2006 - United Kingdom - 92 minutes
Writer - Patrick Marber from a novel by Zoe Heller
Director - Richard Eyre
My Rating - 5 of 5 Stars
Loneliness is certainly a human condition experienced by all through out their lives. For most of us, our periods of lonesomeness are merely uncomfortable episodes in what is the whole of our time here on earth. As a matter of fact, many of us often crave our periods of what I like to call "blessed onlyness." When loneliness becomes a psychological condition, terrible events can happen as witnessed by the events at Virginia Tech which have occurred in the week before the writing of this review.
In Notes on a Scandal, we are entertained, edified, and shocked by the actions of two women who are suffering from psychological loneliness. The topics and events shown in the film are both shocking and somewhat repugnant, but the acting and script are superb. The story is one that shows up in the headlines often. Sheba Hart - an attractive new teacher at a school - has a sexual relationship with a fifteen year old boy. The relationship is discovered by - Barbara Covett - a much older female teacher who has designs upon Sheba. Barbara uses this knowledge in order to conduct a psychological attack upon both Sheba and her family.

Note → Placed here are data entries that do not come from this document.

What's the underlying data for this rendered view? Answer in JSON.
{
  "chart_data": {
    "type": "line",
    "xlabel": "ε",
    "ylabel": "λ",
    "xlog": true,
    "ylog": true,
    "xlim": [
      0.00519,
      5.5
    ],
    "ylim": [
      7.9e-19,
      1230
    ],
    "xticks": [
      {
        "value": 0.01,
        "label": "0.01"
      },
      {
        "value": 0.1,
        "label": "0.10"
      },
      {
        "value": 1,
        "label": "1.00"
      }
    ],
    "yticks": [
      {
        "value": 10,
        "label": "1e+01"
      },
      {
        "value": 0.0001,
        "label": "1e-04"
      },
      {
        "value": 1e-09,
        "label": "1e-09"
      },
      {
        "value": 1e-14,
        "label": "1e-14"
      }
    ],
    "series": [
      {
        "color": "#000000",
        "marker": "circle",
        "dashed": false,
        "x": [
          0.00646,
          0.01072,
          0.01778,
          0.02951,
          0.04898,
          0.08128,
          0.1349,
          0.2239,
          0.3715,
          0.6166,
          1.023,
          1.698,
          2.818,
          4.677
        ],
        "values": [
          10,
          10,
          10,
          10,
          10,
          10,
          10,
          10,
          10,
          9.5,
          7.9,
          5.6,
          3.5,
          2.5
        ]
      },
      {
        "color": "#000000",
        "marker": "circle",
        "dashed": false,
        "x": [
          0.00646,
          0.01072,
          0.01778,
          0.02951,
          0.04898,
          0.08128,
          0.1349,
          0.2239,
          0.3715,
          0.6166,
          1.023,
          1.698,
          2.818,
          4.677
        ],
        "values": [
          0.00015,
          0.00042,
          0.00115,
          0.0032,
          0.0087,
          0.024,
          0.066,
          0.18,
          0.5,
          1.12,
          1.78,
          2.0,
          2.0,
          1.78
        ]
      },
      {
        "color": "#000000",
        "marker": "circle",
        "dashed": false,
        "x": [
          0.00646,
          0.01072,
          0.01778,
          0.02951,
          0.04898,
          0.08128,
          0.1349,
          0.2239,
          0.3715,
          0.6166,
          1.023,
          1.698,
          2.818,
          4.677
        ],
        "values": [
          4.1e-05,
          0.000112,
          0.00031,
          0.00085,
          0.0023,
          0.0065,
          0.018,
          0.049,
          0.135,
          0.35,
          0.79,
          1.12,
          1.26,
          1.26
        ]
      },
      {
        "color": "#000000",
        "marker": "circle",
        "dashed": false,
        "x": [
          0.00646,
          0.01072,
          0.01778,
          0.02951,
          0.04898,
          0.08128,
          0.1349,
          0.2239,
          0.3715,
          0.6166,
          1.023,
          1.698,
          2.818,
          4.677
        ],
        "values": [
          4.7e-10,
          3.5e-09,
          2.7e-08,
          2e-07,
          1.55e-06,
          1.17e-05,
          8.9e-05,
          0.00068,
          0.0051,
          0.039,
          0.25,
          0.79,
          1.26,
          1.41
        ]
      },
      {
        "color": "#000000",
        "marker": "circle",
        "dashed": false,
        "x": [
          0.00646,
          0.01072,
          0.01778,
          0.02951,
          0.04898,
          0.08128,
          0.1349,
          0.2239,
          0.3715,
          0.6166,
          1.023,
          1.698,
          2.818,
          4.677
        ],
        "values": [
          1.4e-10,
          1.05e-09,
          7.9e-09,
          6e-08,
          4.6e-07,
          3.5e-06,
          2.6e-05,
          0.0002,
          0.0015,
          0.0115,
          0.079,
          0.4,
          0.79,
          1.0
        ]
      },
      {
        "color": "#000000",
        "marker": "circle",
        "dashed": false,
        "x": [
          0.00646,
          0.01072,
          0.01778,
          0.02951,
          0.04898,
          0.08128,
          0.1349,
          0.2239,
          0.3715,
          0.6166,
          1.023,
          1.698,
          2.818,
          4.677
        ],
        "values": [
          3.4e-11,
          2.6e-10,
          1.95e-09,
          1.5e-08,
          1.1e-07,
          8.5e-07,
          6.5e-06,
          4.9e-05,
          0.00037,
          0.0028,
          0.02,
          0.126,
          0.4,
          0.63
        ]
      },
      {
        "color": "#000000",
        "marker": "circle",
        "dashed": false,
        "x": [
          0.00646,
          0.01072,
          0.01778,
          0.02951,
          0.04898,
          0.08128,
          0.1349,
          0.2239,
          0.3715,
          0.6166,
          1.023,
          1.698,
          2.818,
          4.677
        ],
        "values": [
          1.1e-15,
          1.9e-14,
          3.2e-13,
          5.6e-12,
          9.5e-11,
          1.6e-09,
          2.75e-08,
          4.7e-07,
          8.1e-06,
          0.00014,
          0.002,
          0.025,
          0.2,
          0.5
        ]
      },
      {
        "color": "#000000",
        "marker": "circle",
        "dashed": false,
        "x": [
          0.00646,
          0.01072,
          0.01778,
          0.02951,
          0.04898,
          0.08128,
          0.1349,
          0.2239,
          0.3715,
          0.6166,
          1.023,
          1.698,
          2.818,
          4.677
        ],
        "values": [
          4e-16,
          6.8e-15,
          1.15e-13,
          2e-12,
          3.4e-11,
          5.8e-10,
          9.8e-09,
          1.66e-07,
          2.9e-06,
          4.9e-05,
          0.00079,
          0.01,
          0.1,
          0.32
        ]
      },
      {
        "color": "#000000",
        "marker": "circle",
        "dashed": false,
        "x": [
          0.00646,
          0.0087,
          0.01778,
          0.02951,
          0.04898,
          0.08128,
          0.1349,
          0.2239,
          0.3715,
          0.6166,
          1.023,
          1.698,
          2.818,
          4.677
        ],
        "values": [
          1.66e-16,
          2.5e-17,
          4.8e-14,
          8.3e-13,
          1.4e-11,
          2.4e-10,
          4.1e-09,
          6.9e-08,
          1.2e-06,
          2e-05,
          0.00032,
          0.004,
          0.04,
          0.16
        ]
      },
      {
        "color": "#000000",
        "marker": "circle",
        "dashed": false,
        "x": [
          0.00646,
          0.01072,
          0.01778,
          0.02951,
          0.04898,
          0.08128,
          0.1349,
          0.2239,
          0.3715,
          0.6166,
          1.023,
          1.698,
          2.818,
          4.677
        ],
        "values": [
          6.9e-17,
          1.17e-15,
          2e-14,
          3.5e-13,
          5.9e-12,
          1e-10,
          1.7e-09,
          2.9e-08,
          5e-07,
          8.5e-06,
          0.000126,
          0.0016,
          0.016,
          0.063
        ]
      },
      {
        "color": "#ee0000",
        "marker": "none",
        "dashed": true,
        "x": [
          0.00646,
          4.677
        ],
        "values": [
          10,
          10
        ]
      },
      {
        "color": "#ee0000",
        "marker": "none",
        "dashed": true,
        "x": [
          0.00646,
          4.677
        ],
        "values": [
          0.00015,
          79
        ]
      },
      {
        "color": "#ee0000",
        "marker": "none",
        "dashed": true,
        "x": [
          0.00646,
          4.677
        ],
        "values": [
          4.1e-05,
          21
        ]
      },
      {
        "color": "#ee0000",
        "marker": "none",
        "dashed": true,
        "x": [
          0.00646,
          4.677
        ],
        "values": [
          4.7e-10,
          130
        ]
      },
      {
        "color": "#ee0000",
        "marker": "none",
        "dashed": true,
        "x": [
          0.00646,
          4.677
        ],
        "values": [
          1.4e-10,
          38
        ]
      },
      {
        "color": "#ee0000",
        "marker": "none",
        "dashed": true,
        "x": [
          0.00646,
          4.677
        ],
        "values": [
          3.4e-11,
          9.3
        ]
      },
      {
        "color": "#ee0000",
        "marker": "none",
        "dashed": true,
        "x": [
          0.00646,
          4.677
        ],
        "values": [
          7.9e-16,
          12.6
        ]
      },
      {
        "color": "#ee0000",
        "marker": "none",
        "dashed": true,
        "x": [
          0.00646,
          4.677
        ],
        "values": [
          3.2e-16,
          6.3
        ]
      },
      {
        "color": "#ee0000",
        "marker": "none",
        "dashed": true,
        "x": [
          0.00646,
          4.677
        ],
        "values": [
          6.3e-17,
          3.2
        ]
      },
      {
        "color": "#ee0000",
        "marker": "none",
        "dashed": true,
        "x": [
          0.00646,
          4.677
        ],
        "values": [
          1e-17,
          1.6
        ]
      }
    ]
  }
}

Sheba - brilliantly played by Cate Blanchett - is married to a much older man played by Bill Nighy. (Anytime you see that Nighy is in a film, you can bet that it will be damn good!) She has spent most of her young life being a dutiful wife and mother but has decided to spread her wings and try teaching art at a local school. She suffers all of the problems of an inexperienced teacher and has become frustrated in her efforts. One of Sheba's students - deftly played by Andrew Simpson - has become enamored of his teacher and goes out of his way to seduce her. Please note that I state that he seduces her. Yes, I know he's only fifteen, and their sexual affair is - in the final say - her crime, but I've been a fifteen year old boy, and I know they are not so "innocent" as depicted in the lurid headlines.
Even though she commits an act that is - rightly so - frowned upon by society, you can't help feeling sorry for Sheba. She is surrounded by family and friends but is oh, so lonely.
Judi Dench is Barbara, and she gives us one of the most delightfully evil characters to come along in a while. Barbara has obsession down to a science, and that obsession is narrated throughout the film by the notes that Barbara makes in her journals. Dench's voice with the perfect combination of evil and disdain entertains us beyond compare. Barbara's loneliness manifests itself in calculated acts of pure guile and malevolence that lead not only to Sheba's destruction but to her own. Well, sort of her own destruction for - as we all know - evil has a way of always escaping in the end.
Notes on a Scandal is a worthwhile hour and a half of superior acting and engrossing characters. It's a great film.